Gene Evolution and Function in Arabidopsis Telomere Biology System

Abstract

Telomeres protect chromosome ends from being recognized as double-strand breaks, and respond to incomplete end-replication through telomerase-mediated extension. POT1 (Protection of Telomere 1) is a highly conserved protein required for capping chromosome ends and for regulating telomere extension by telomerase. Arabidopsis thaliana encodes three POT1 paralogues: POT1a, POT1b, and POT1c. POT1a functions to maintain telomere length homeostasis by promoting telomerase processivity, while POT1b functions in the DNA damage response. POT1c is derived from a recent duplication of the POT1a locus, but its function is unknown. In this dissertation, I examined the function and evolution of POT1c using genetic and biochemical approach. Unlike pot1a mutants which show defects in telomere maintenance, plants lacking POT1c exhibit no obvious telomere-related or developmental phenotypes. Furthermore, the POT1c gene is not expressed under standard growth conditions. Transposable elements (TE) are embedded in the POT1c promoter region; yet, active silencing is not observed.

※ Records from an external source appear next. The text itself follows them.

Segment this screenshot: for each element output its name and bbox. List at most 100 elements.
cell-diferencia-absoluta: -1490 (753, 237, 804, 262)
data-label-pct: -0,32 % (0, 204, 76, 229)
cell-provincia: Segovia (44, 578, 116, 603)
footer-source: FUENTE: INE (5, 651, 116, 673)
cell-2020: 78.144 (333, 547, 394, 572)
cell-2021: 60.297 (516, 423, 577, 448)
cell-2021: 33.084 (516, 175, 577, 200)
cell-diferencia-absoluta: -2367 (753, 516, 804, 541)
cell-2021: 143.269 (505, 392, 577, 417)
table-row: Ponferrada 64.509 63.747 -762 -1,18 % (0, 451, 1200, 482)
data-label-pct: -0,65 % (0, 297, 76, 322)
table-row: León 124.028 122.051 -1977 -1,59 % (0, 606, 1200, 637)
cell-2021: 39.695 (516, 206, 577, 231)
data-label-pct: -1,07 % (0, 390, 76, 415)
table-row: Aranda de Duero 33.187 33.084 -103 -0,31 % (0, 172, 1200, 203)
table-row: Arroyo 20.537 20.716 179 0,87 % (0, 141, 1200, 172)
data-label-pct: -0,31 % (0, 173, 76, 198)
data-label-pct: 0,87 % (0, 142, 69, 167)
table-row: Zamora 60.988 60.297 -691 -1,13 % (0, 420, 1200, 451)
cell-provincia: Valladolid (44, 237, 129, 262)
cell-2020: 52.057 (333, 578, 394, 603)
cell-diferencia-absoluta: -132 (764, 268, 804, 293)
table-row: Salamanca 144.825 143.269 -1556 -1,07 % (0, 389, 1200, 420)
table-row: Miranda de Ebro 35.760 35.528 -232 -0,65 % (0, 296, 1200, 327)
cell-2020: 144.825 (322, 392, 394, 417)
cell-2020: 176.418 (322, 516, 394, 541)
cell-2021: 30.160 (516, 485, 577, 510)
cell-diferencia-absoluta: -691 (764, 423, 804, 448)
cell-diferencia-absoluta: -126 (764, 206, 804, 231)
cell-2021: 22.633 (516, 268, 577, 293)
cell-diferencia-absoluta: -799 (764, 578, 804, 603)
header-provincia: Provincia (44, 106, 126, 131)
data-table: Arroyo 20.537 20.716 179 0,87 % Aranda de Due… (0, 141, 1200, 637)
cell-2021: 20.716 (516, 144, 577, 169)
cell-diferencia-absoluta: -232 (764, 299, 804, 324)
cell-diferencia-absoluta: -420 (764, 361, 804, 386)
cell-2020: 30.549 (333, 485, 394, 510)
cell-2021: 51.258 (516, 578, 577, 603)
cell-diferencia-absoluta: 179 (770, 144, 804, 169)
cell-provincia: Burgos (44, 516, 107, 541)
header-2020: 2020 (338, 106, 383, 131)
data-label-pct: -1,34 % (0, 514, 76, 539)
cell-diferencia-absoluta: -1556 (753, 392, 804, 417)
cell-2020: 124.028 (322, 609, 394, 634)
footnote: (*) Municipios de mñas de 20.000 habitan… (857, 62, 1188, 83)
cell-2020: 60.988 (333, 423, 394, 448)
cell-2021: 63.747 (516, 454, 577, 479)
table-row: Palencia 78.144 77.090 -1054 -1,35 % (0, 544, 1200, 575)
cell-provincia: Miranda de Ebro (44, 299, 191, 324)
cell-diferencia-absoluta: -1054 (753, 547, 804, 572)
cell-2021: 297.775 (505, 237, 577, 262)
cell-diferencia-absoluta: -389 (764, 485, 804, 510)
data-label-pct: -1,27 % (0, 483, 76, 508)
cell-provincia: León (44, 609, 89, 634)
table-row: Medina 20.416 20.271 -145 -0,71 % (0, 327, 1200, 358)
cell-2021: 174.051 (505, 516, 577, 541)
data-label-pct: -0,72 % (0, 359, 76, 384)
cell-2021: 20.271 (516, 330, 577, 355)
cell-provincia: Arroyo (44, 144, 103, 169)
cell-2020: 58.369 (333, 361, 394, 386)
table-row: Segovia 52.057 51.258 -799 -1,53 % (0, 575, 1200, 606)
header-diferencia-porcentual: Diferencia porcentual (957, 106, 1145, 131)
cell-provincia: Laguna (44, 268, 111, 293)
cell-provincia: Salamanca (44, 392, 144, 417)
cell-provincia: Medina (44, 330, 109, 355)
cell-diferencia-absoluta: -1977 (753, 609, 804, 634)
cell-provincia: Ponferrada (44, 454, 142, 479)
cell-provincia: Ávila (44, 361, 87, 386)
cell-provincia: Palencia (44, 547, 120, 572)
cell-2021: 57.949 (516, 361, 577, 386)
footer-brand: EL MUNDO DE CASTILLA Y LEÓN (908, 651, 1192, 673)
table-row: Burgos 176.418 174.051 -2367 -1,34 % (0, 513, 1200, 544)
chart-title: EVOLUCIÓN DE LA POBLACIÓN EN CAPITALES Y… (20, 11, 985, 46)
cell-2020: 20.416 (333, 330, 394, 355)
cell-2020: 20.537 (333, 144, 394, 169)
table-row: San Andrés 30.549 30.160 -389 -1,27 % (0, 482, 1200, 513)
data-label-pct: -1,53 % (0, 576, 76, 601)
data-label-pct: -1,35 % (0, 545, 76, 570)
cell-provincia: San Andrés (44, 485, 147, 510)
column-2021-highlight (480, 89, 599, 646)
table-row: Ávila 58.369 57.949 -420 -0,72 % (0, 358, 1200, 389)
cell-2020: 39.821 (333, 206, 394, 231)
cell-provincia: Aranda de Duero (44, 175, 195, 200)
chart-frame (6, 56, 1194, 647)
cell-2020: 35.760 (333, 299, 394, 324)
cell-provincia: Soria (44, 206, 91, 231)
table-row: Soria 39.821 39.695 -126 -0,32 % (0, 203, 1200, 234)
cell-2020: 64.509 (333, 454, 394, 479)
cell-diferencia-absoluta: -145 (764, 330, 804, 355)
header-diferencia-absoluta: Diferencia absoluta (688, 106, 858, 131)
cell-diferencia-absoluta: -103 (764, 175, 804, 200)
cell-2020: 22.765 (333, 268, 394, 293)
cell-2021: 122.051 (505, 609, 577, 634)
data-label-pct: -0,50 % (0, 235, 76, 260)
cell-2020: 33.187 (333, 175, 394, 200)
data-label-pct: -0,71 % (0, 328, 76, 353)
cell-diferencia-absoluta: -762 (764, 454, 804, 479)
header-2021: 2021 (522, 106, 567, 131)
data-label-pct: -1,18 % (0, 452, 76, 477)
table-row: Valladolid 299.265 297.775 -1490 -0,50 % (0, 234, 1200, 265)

Although POT1a and the dS17 gene, which was created in the same duplication event that gave rise to POT1c, are highly conserved among A. thaliana accessions, POT1c is not. Comparison of POT1a and POT1c loci from species closely related to A. thaliana and A. lyrata indicates that POT1c initially had a functional promoter that was subsequently disrupted by TE insertion. Together, these studies provide new insights into the fate of newly duplicated genes, and the importance of proper regulation of telomere proteins. In addition to the study of the POT1c locus, I have analyzed a newly identified gene (NOP2A) that is implicated in the control of telomere length set point. NOP2A is a conserved rRNA methyltransferase protein that positively correlates with cell proliferation. Telomere length is variable across eukaryotes, but each species establishes a specific set point that allows full protection for chromosome ends. My research shows that mutation in NOP2A locus leads to shorter, but stable telomere length in the Col-0 accession of A. thaliana. These findings provide strong evidence that additional genes that regulate telomeres remain to be discovered.